"For a while there, Laurence Maroney was inching closer, ever closer, to being dismissed as a draft pick that just didn't work out. He was going to be one of those guys who would move on, after which we'd put his name up there on the bulletin board with Eugene Chung and Chris Canty and others from the recent and long-ago Patriots past under the heading: "Guys Who Didn't Cut It."
But then Fred Taylor and Sammy Morris went down, and that's when the Patriots stuffed a football into Laurence Maroney's belly and said, "Run."
No, he has not suddenly morphed into The Greatest Running Back Who Ever Lived. But we've been seeing a healthy, contributing Laurence Maroney over the past month, inspiring many Pats followers to stand up and say, "It's about time!"
He has rushed for a total of 248 yards in the Pats' last three games, all victories, and in each game he has scored a touchdown.
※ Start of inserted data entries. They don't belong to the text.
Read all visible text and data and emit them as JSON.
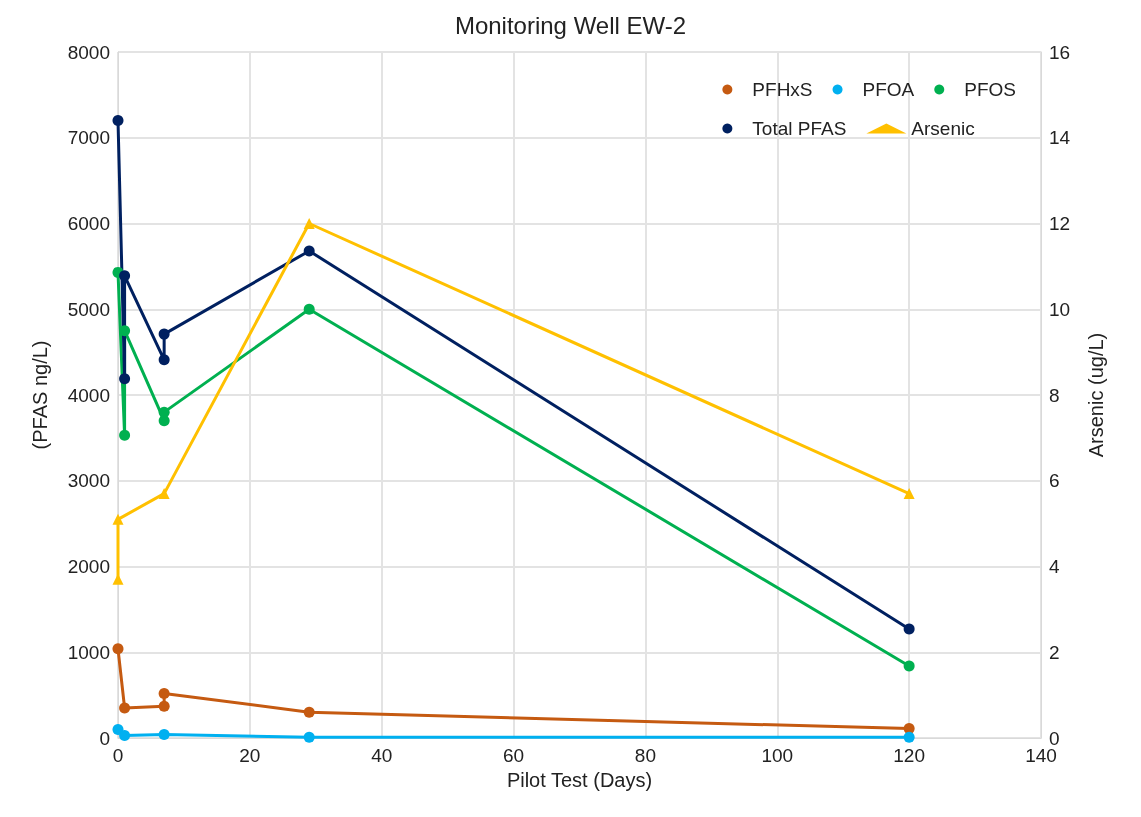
{
  "chart_data": {
    "type": "line",
    "title": "Monitoring Well EW-2",
    "xlabel": "Pilot Test (Days)",
    "ylabel": "(PFAS ng/L)",
    "y2label": "Arsenic (ug/L)",
    "series": [
      {
        "name": "PFHxS",
        "color": "#c55a11",
        "marker": "circle",
        "x": [
          0,
          1,
          7,
          7,
          29,
          120
        ],
        "values": [
          1040,
          350,
          370,
          520,
          300,
          110
        ]
      },
      {
        "name": "PFOA",
        "color": "#00b0f0",
        "marker": "circle",
        "x": [
          0,
          1,
          7,
          29,
          120
        ],
        "values": [
          100,
          30,
          40,
          10,
          10
        ]
      },
      {
        "name": "PFOS",
        "color": "#00b050",
        "marker": "circle",
        "x": [
          0,
          1,
          1,
          7,
          7,
          29,
          120
        ],
        "values": [
          5430,
          3530,
          4750,
          3700,
          3800,
          5000,
          840
        ]
      },
      {
        "name": "Total PFAS",
        "color": "#002060",
        "marker": "circle",
        "x": [
          0,
          1,
          1,
          7,
          7,
          29,
          120
        ],
        "values": [
          7200,
          4190,
          5390,
          4410,
          4710,
          5680,
          1270
        ]
      },
      {
        "name": "Arsenic",
        "color": "#ffc000",
        "marker": "triangle",
        "axis": "y2",
        "x": [
          0,
          0,
          7,
          29,
          120
        ],
        "values": [
          3.7,
          5.1,
          5.7,
          12,
          5.7
        ]
      }
    ],
    "xlim": [
      0,
      140
    ],
    "xticks": [
      0,
      20,
      40,
      60,
      80,
      100,
      120,
      140
    ],
    "ylim": [
      0,
      8000
    ],
    "yticks": [
      0,
      1000,
      2000,
      3000,
      4000,
      5000,
      6000,
      7000,
      8000
    ],
    "y2lim": [
      0,
      16
    ],
    "y2ticks": [
      0,
      2,
      4,
      6,
      8,
      10,
      12,
      14,
      16
    ],
    "grid": true,
    "legend": "top right"
  }
}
Against the Dolphins last Sunday, he carried the ball 20 times for 82 yards. On a team whose primary weapons are a couple of lads named Tom Brady and Randy Moss, Maroney did what he's supposed to do: He contributed.
"Laurence has run the ball pretty well all year," Pats coach Bill Belichick said the next day.
Well . . . no. But he has carried the ball pretty well lately, and that's a good sign. It means he's not moving toward Canty, Chung and those guys, but away from them. He has a place on this team.
If there are still doubters out there who don't buy all this - and, to be honest, part of me is in that camp - then Sunday night's hugely hyped game between the Patriots and Indianapolis Colts offers a Perfect Storm of an opportunity for Maroney to show what he's got. Yeah, yeah, yeah, this game is all about each team's dashing, Hall of Fame-bound quarterback - the Patriots' Brady vs. Indy's Peyton Manning - but how about a comparison of each team's running back?
Anyone up for a Laurence Maroney vs. Joseph Addai debate?"